What This Means for American Politics
This data suggests the GOP coalition has moved beyond conventional conservatism into something qualitatively different—a counter-establishment movement defined more by what it opposes (expertise, pluralism, cultural change) than what it proposes. The 36% who identify with MAGA versus traditional conservatism understates the movement’s transformation, since even “traditional conservatives” in this coalition hold many views that would have been fringe positions in the Reagan or Bush eras.
The path dependency here is deeply concerning. Once a movement’s identity becomes rooted in rejecting mainstream institutions and inverting their truth claims, there’s no obvious mechanism for correction. Each time reality contradicts the movement’s narratives, that contradiction becomes further evidence of conspiracy rather than cause for reconsideration.

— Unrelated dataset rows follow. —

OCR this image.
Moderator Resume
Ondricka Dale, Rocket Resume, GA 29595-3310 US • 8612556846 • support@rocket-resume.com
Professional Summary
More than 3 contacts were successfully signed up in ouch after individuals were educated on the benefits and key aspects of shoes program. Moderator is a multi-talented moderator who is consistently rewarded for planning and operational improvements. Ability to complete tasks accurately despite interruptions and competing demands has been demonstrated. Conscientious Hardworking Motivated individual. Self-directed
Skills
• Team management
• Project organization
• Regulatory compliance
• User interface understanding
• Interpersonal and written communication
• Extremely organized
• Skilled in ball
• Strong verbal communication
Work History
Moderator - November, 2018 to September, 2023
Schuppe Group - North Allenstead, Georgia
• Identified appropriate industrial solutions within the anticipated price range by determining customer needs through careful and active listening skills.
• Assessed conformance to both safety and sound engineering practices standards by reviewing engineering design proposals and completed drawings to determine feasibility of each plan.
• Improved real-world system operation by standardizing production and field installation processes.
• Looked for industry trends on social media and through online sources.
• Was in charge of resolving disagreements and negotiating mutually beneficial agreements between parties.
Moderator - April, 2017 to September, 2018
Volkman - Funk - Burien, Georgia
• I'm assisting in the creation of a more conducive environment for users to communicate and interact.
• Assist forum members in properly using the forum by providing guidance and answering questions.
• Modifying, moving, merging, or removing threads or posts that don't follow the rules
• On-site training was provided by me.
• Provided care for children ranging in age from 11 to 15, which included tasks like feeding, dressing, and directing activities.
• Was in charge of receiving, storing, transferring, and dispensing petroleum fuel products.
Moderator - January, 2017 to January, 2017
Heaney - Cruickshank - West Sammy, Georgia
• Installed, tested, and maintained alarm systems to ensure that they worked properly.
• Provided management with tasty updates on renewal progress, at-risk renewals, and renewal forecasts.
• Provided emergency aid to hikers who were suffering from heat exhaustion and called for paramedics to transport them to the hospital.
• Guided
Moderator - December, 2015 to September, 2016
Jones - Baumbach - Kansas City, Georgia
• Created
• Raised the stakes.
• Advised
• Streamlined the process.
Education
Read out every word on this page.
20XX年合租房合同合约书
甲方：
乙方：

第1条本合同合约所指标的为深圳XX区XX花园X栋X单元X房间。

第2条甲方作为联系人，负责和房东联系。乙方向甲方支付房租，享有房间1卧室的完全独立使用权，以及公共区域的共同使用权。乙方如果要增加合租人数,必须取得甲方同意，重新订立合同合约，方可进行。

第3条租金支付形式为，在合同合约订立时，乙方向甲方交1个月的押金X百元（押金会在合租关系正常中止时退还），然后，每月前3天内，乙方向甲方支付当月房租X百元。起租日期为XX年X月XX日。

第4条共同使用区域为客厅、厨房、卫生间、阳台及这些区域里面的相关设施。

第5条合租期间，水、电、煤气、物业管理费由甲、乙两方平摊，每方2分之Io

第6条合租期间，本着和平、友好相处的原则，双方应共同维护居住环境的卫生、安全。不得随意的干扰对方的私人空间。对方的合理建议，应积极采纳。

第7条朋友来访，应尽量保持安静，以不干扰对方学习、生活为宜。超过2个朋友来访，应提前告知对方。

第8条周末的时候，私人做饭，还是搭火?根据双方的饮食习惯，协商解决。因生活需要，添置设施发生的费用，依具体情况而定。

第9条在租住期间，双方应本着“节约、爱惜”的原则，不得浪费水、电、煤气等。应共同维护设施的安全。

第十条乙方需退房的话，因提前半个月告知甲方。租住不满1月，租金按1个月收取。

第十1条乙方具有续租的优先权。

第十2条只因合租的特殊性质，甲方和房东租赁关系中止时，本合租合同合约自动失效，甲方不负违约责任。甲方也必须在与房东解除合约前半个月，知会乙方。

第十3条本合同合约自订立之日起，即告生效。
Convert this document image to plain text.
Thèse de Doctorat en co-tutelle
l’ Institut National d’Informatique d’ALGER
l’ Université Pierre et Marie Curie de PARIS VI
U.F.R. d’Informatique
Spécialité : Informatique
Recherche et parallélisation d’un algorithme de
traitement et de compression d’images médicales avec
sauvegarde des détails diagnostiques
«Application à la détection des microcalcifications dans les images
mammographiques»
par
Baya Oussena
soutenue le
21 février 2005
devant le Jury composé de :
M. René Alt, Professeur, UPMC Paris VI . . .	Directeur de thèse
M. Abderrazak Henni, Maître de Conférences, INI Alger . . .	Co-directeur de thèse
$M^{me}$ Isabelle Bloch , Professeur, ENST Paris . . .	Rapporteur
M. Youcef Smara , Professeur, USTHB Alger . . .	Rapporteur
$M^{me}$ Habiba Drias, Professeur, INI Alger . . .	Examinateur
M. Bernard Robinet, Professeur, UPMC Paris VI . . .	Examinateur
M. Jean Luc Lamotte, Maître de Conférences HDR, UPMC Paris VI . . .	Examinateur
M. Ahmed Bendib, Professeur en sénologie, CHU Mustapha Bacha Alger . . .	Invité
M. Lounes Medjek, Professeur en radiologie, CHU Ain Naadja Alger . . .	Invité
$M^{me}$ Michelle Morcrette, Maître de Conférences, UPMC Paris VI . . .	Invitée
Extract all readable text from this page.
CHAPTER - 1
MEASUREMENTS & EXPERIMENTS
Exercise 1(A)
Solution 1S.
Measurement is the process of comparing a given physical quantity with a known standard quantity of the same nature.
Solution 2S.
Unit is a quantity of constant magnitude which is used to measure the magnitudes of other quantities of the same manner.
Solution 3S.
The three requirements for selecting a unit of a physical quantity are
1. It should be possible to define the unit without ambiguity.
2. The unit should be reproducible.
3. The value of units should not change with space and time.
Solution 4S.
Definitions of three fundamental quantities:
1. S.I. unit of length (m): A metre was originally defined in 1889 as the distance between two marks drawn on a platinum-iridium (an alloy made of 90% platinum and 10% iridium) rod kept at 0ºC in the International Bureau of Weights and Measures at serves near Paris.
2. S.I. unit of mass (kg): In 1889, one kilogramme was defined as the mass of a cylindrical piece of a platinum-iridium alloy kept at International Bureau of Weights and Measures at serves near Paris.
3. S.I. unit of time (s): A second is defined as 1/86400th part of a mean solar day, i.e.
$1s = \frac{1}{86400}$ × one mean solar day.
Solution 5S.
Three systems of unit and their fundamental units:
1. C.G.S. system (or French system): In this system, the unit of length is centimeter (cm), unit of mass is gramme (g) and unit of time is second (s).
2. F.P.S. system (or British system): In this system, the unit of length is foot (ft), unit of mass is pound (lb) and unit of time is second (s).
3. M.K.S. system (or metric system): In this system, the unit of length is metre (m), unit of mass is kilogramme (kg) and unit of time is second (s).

The participation of Hispanic and Black voters in the most radical positions suggests this isn’t simply about white racial anxiety (though that’s certainly present). Instead, it represents a broader alienation from post-1960s American elite culture that crosses some racial lines while remaining predominantly white in raw numbers.
For American democracy, the implications are stark. A political coalition comprising roughly half the electorate that believes elections are routinely stolen, that fundamental historical facts are fabrications, and that various ethnic and religious groups harbor treasonous loyalties cannot be a reliable participant in democratic governance. Democracy requires shared factual premises and acceptance of legitimate opposition—both of which this data suggests are eroding within a major party coalition.